Question

How do you solve ${{\left( x-6 \right)}^{2}}=25$ ?

Answer 1

Hint: To solve the above equation, we are going to first subtract 25 on both the sides. Then we will require the following algebraic identity: ${{a}^{2}}-{{b}^{2}}=\left( a-b \right)\left( a+b \right)$. After applying this algebraic identity we can easily find the values of x.

Complete step-by-step solution:
The quadratic equation given in the above problem which we have to solve is as follows:
${{\left( x-6 \right)}^{2}}=25$
Subtracting 25 on both the sides of the above equation we get,
$\begin{align}
  & {{\left( x-6 \right)}^{2}}-25=25-25 \\
 & \Rightarrow {{\left( x-6 \right)}^{2}}-25=0 \\
\end{align}$
In the above equation, we can write 25 as ${{5}^{2}}$ so we are writing 25 in this manner we get,
${{\left( x-6 \right)}^{2}}-{{5}^{2}}=0$
As you can see that the expression written in the L.H.S of the above equation is of the form ${{a}^{2}}-{{b}^{2}}$ so we can use the identity of ${{a}^{2}}-{{b}^{2}}$ which is equal to:
${{a}^{2}}-{{b}^{2}}=\left( a-b \right)\left( a+b \right)$
$\begin{align}
  & \Rightarrow {{\left( x-6 \right)}^{2}}-{{5}^{2}}=0 \\
 & \Rightarrow \left( x-6-5 \right)\left( x-6+5 \right)=0 \\
 & \Rightarrow \left( x-11 \right)\left( x-1 \right)=0 \\
\end{align}$
To find the value of x in the above equation, we are going to equate each bracket to 0 and we get,
$\begin{align}
  & x-11=0 \\
 & \Rightarrow x=11; \\
\end{align}$
$\begin{align}
  & x-1=0 \\
 & \Rightarrow x=1 \\
\end{align}$
From the above solutions, we have got the solutions of x as 1 and 11.
Hence, we have solved the equation given in the above problem and its solutions are 1 and 11.

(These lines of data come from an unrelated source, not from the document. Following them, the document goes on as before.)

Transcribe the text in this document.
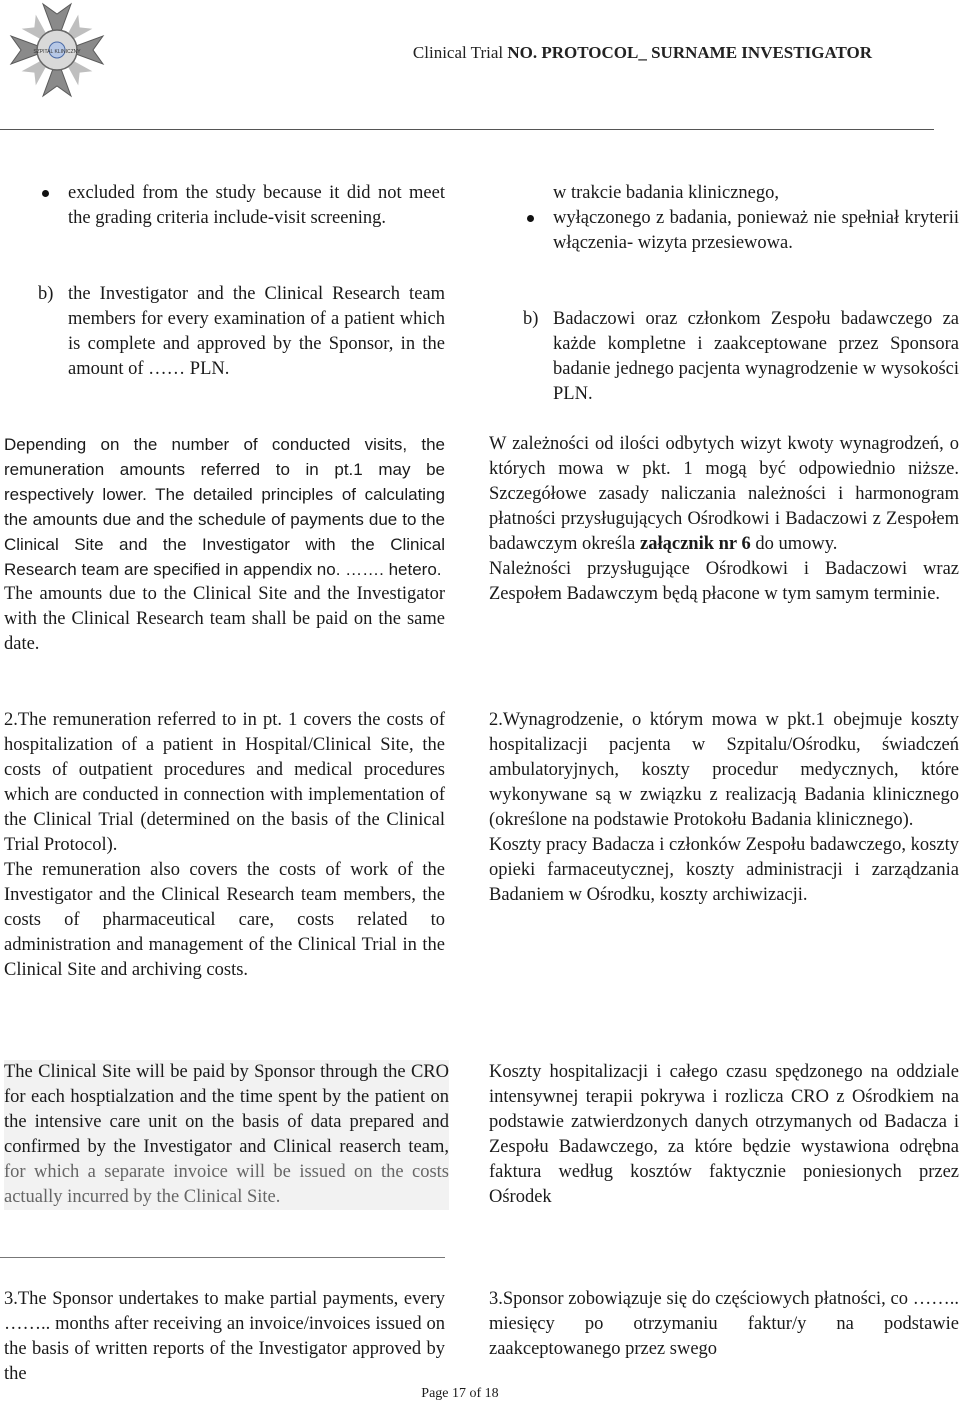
SZPITAL KLINICZNY	Clinical Trial NO. PROTOCOL_ SURNAME INVESTIGATOR

excluded from the study because it did not meet the grading criteria include-visit screening.

b) the Investigator and the Clinical Research team members for every examination of a patient which is complete and approved by the Sponsor, in the amount of …… PLN.

Depending on the number of conducted visits, the remuneration amounts referred to in pt.1 may be respectively lower. The detailed principles of calculating the amounts due and the schedule of payments due to the Clinical Site and the Investigator with the Clinical Research team are specified in appendix no. ……. hetero.

The amounts due to the Clinical Site and the Investigator with the Clinical Research team shall be paid on the same date.

2.The remuneration referred to in pt. 1 covers the costs of hospitalization of a patient in Hospital/Clinical Site, the costs of outpatient procedures and medical procedures which are conducted in connection with implementation of the Clinical Trial (determined on the basis of the Clinical Trial Protocol).

The remuneration also covers the costs of work of the Investigator and the Clinical Research team members, the costs of pharmaceutical care, costs related to administration and management of the Clinical Trial in the Clinical Site and archiving costs.

The Clinical Site will be paid by Sponsor through the CRO for each hosptialzation and the time spent by the patient on the intensive care unit on the basis of data prepared and confirmed by the Investigator and Clinical reaserch team, for which a separate invoice will be issued on the costs actually incurred by the Clinical Site.

3.The Sponsor undertakes to make partial payments, every …….. months after receiving an invoice/invoices issued on the basis of written reports of the Investigator approved by the

w trakcie badania klinicznego,

wyłączonego z badania, ponieważ nie spełniał kryterii włączenia- wizyta przesiewowa.

b) Badaczowi oraz członkom Zespołu badawczego za każde kompletne i zaakceptowane przez Sponsora badanie jednego pacjenta wynagrodzenie w wysokości PLN.

W zależności od ilości odbytych wizyt kwoty wynagrodzeń, o których mowa w pkt. 1 mogą być odpowiednio niższe. Szczegółowe zasady naliczania należności i harmonogram płatności przysługujących Ośrodkowi i Badaczowi z Zespołem badawczym określa załącznik nr 6 do umowy.

Należności przysługujące Ośrodkowi i Badaczowi wraz Zespołem Badawczym będą płacone w tym samym terminie.

2.Wynagrodzenie, o którym mowa w pkt.1 obejmuje koszty hospitalizacji pacjenta w Szpitalu/Ośrodku, świadczeń ambulatoryjnych, koszty procedur medycznych, które wykonywane są w związku z realizacją Badania klinicznego (określone na podstawie Protokołu Badania klinicznego).

Koszty pracy Badacza i członków Zespołu badawczego, koszty opieki farmaceutycznej, koszty administracji i zarządzania Badaniem w Ośrodku, koszty archiwizacji.

Koszty hospitalizacji i całego czasu spędzonego na oddziale intensywnej terapii pokrywa i rozlicza CRO z Ośrodkiem na podstawie zatwierdzonych danych otrzymanych od Badacza i Zespołu Badawczego, za które będzie wystawiona odrębna faktura według kosztów faktycznie poniesionych przez Ośrodek

3.Sponsor zobowiązuje się do częściowych płatności, co …….. miesięcy po otrzymaniu faktur/y na podstawie zaakceptowanego przez swego

Page 17 of 18
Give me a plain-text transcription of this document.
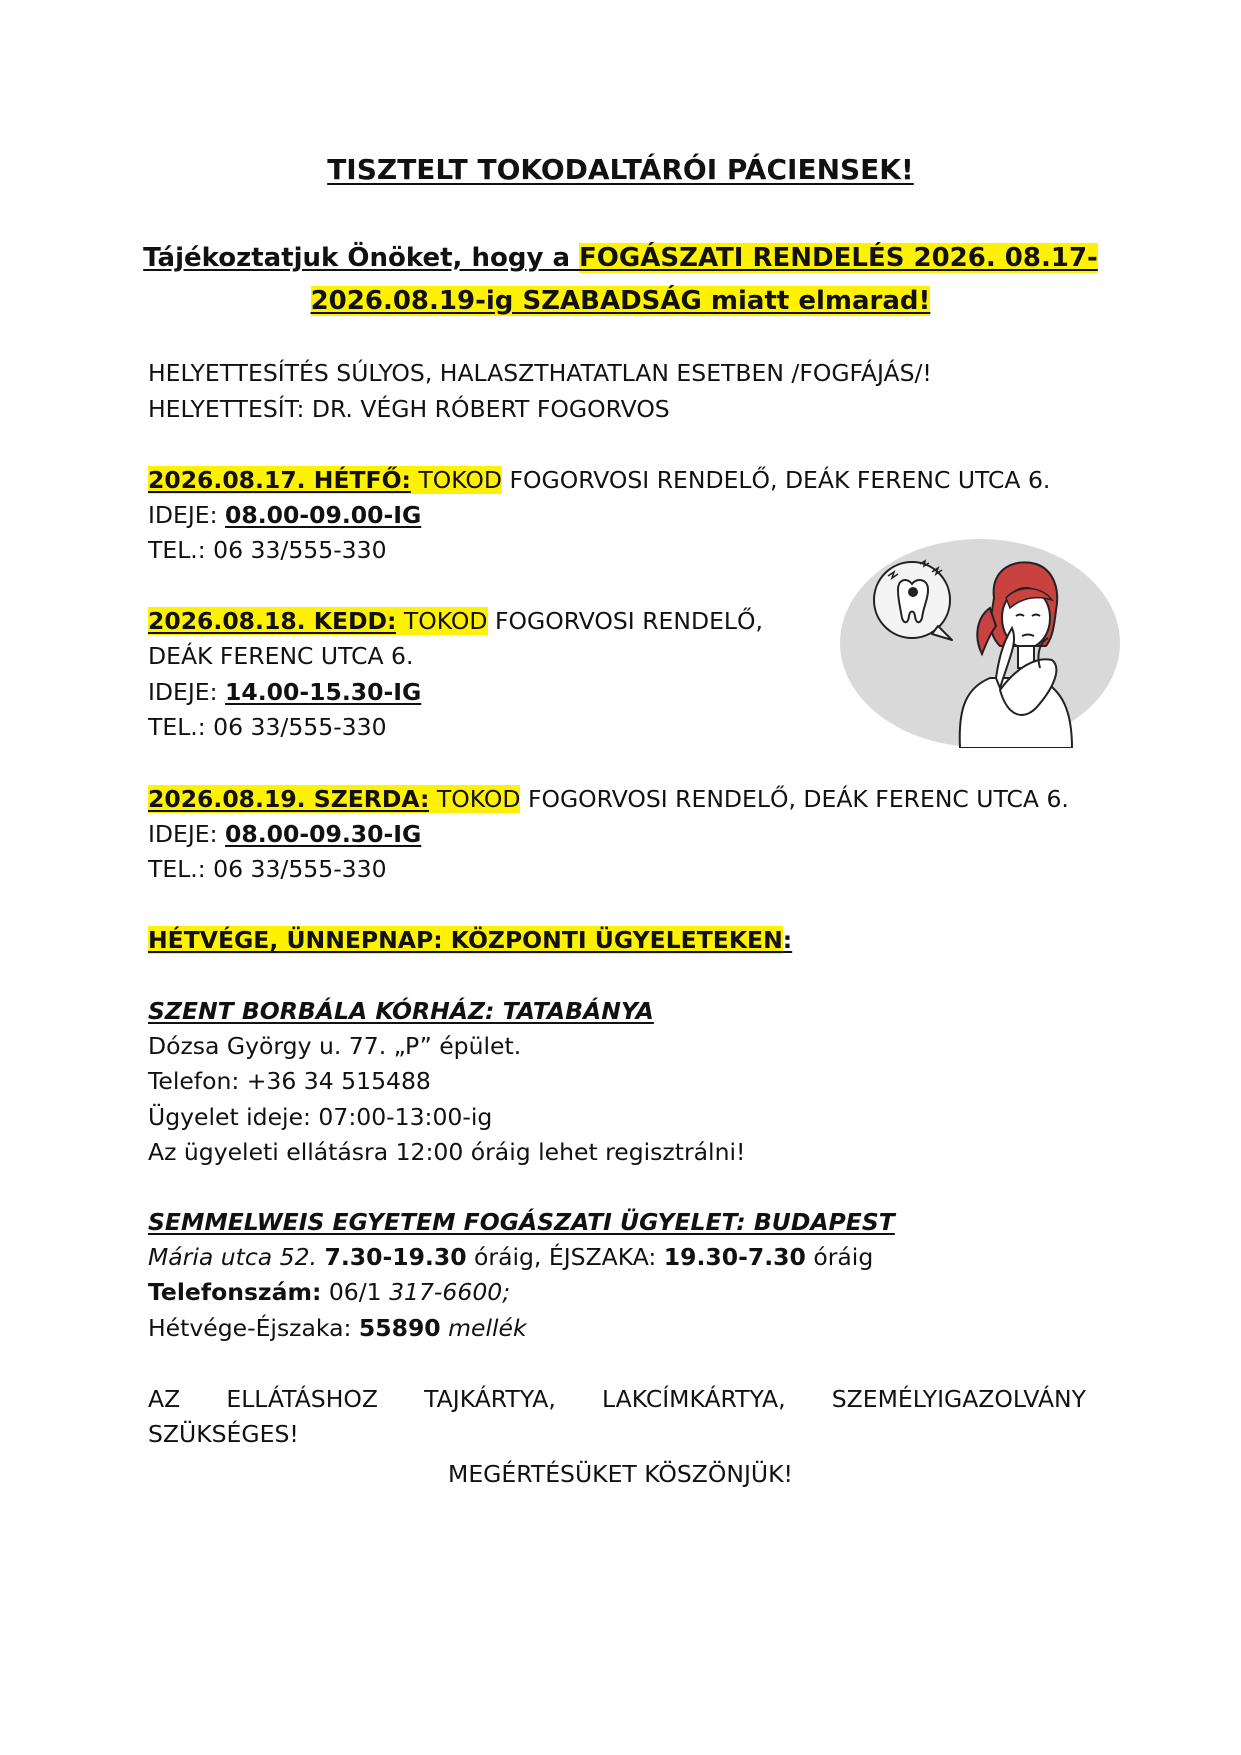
TISZTELT TOKODALTÁRÓI PÁCIENSEK!
Tájékoztatjuk Önöket, hogy a FOGÁSZATI RENDELÉS 2026. 08.17-
2026.08.19-ig SZABADSÁG miatt elmarad!
HELYETTESÍTÉS SÚLYOS, HALASZTHATATLAN ESETBEN /FOGFÁJÁS/!
HELYETTESÍT: DR. VÉGH RÓBERT FOGORVOS
2026.08.17. HÉTFŐ: TOKOD FOGORVOSI RENDELŐ, DEÁK FERENC UTCA 6.
IDEJE: 08.00-09.00-IG
TEL.: 06 33/555-330
2026.08.18. KEDD: TOKOD FOGORVOSI RENDELŐ,
DEÁK FERENC UTCA 6.
IDEJE: 14.00-15.30-IG
TEL.: 06 33/555-330
2026.08.19. SZERDA: TOKOD FOGORVOSI RENDELŐ, DEÁK FERENC UTCA 6.
IDEJE: 08.00-09.30-IG
TEL.: 06 33/555-330
HÉTVÉGE, ÜNNEPNAP: KÖZPONTI ÜGYELETEKEN:
SZENT BORBÁLA KÓRHÁZ: TATABÁNYA
Dózsa György u. 77. „P” épület.
Telefon: +36 34 515488
Ügyelet ideje: 07:00-13:00-ig
Az ügyeleti ellátásra 12:00 óráig lehet regisztrálni!
SEMMELWEIS EGYETEM FOGÁSZATI ÜGYELET: BUDAPEST
Mária utca 52. 7.30-19.30 óráig, ÉJSZAKA: 19.30-7.30 óráig
Telefonszám: 06/1 317-6600;
Hétvége-Éjszaka: 55890 mellék
AZ ELLÁTÁSHOZ TAJKÁRTYA, LAKCÍMKÁRTYA, SZEMÉLYIGAZOLVÁNY
SZÜKSÉGES!
MEGÉRTÉSÜKET KÖSZÖNJÜK!
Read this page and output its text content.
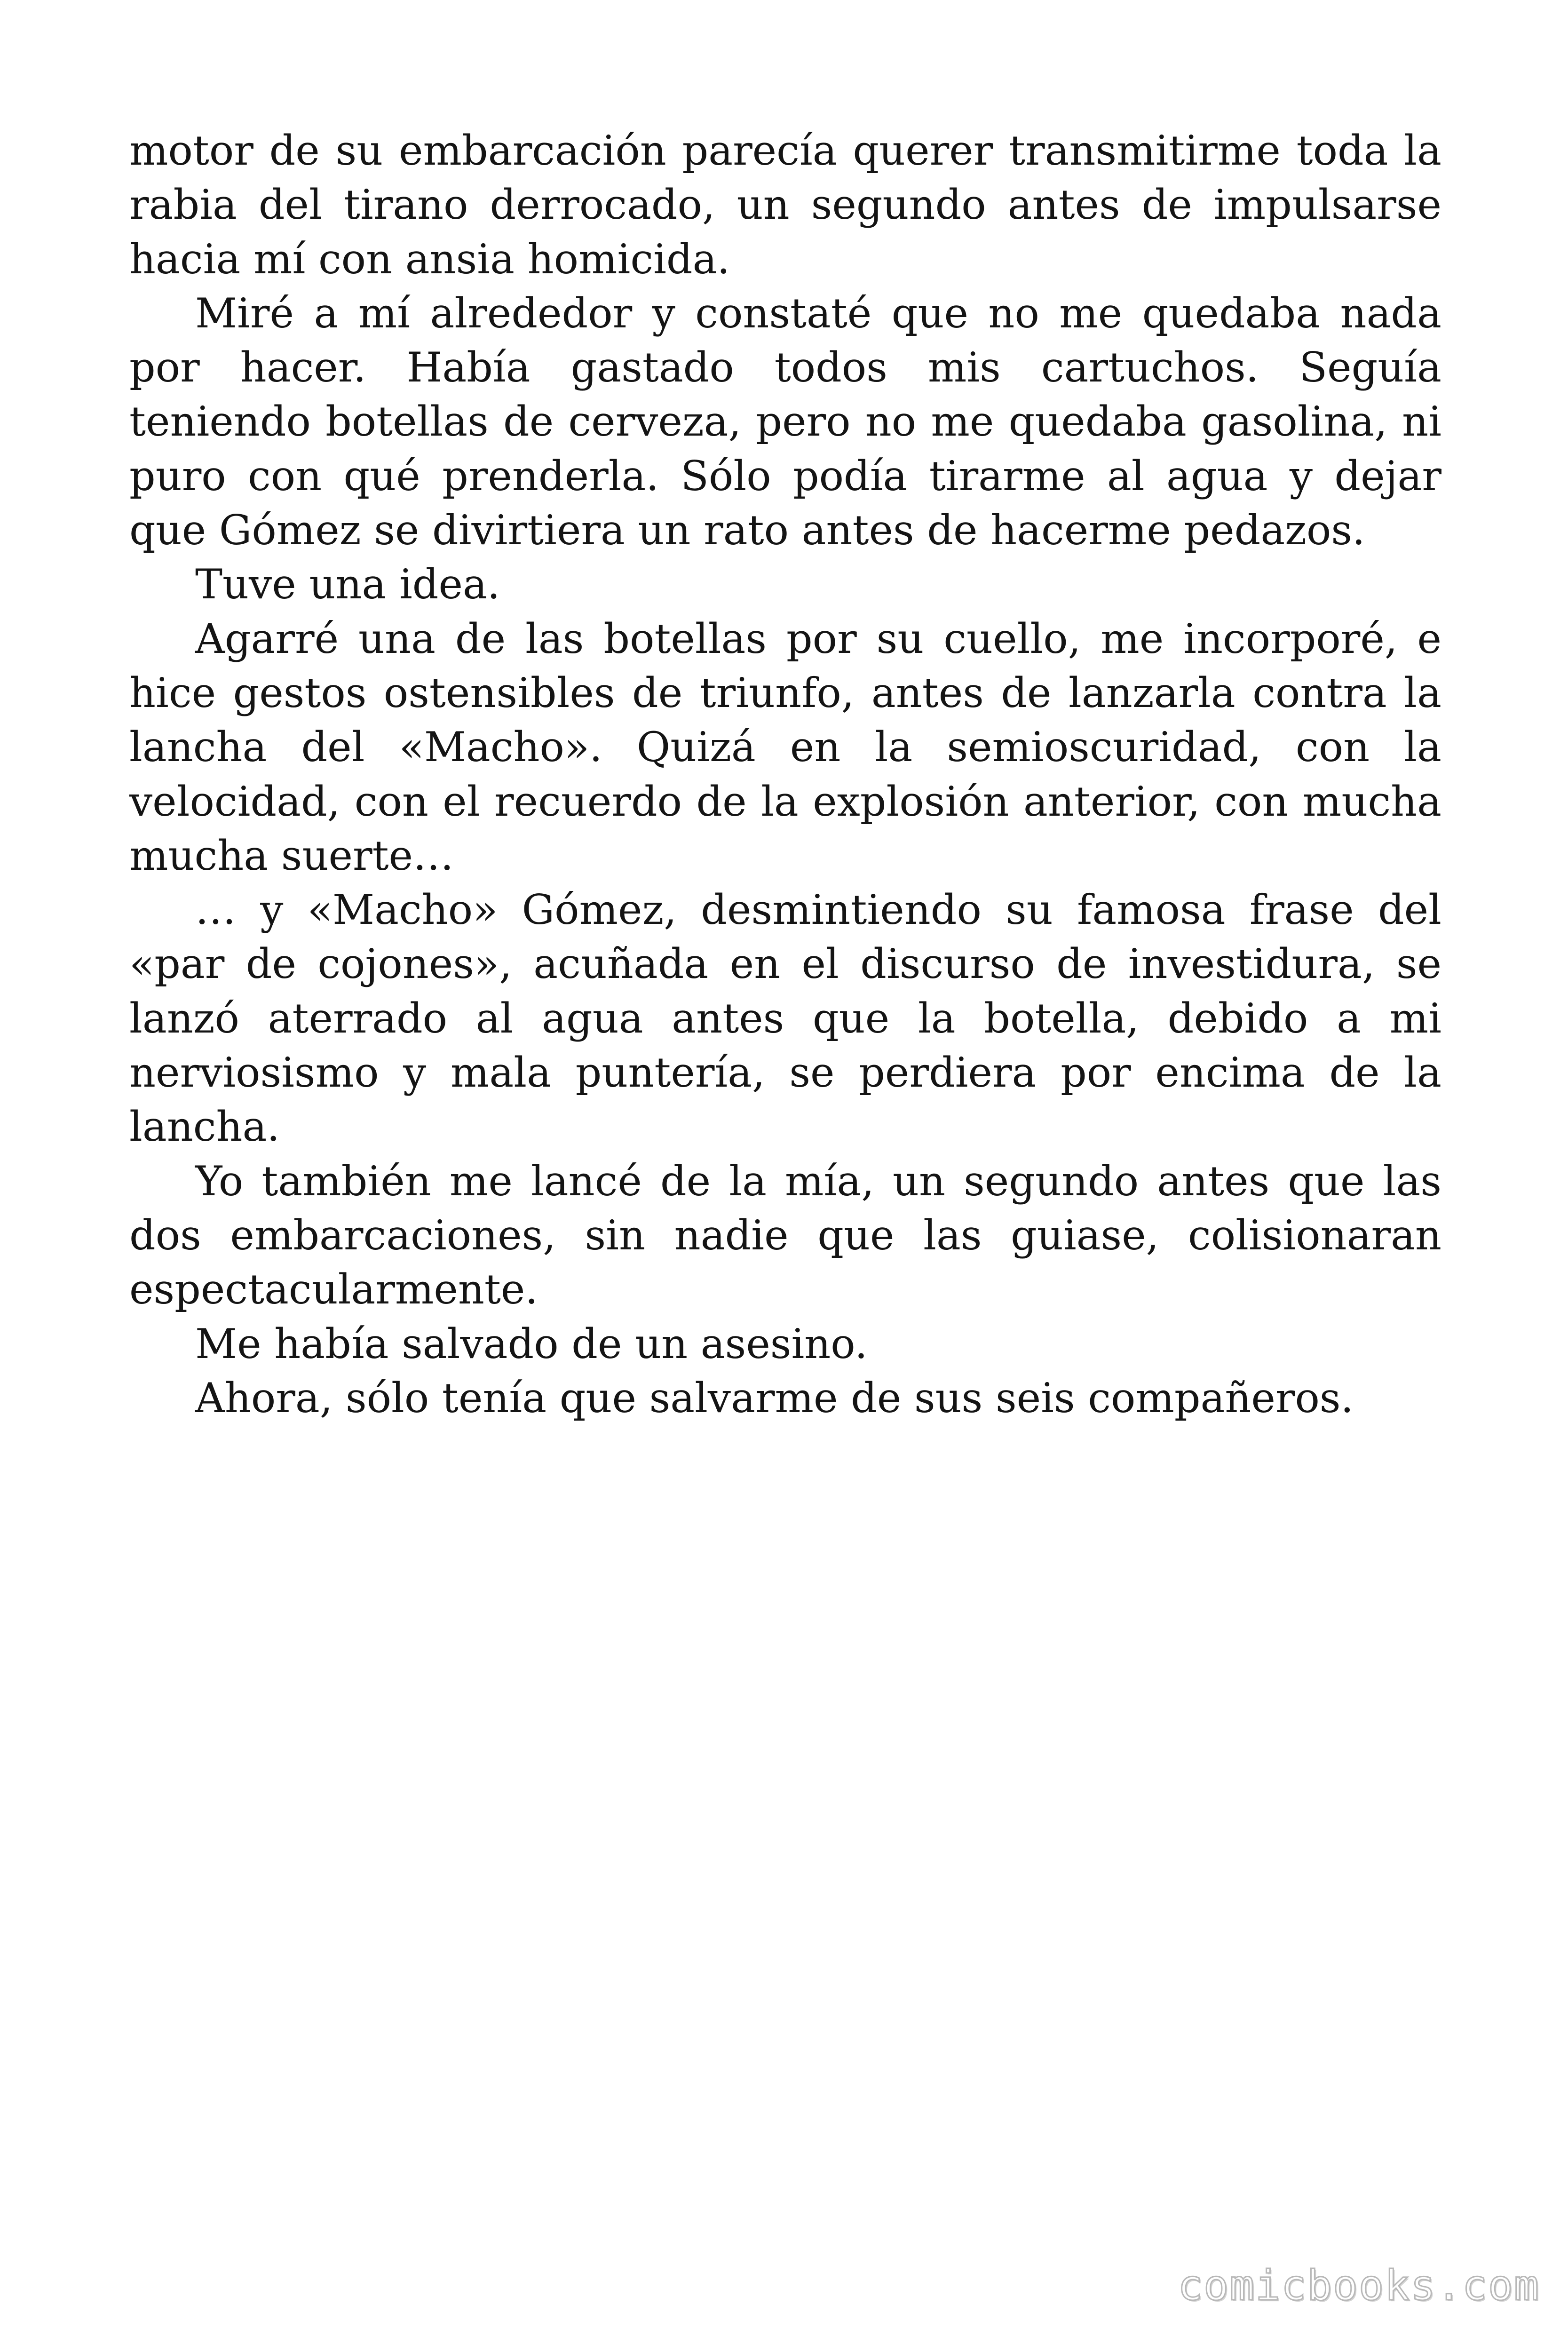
motor de su embarcación parecía querer transmitirme toda la rabia del tirano derrocado, un segundo antes de impulsarse hacia mí con ansia homicida.

Miré a mí alrededor y constaté que no me quedaba nada por hacer. Había gastado todos mis cartuchos. Seguía teniendo botellas de cerveza, pero no me quedaba gasolina, ni puro con qué prenderla. Sólo podía tirarme al agua y dejar que Gómez se divirtiera un rato antes de hacerme pedazos.

Tuve una idea.

Agarré una de las botellas por su cuello, me incorporé, e hice gestos ostensibles de triunfo, antes de lanzarla contra la lancha del «Macho». Quizá en la semioscuridad, con la velocidad, con el recuerdo de la explosión anterior, con mucha mucha suerte…

… y «Macho» Gómez, desmintiendo su famosa frase del «par de cojones», acuñada en el discurso de investidura, se lanzó aterrado al agua antes que la botella, debido a mi nerviosismo y mala puntería, se perdiera por encima de la lancha.

Yo también me lancé de la mía, un segundo antes que las dos embarcaciones, sin nadie que las guiase, colisionaran espectacularmente.

Me había salvado de un asesino.

Ahora, sólo tenía que salvarme de sus seis compañeros.

comicbooks.com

Note: To check the solutions of the quadratic equation, we are going to substitute the values of x which we have obtained above in the given equation and then check whether these values of x are either satisfying the given equation or not.
The values of x which we have obtained above are:
1 and 11
Substituting the value of x as 1 in the above equation we get,
$\begin{align}
  & {{\left( x-6 \right)}^{2}}=25 \\
 & \Rightarrow {{\left( 1-6 \right)}^{2}}=25 \\
 & \Rightarrow {{\left( -5 \right)}^{2}}=25 \\
 & \Rightarrow 25=25 \\
\end{align}$
From the above, it is proven that the value of x equal to 1 is satisfying the given equation.
Similarly, you can check the other value of x (which is equal to 11) whether this value is satisfying the given equation or not.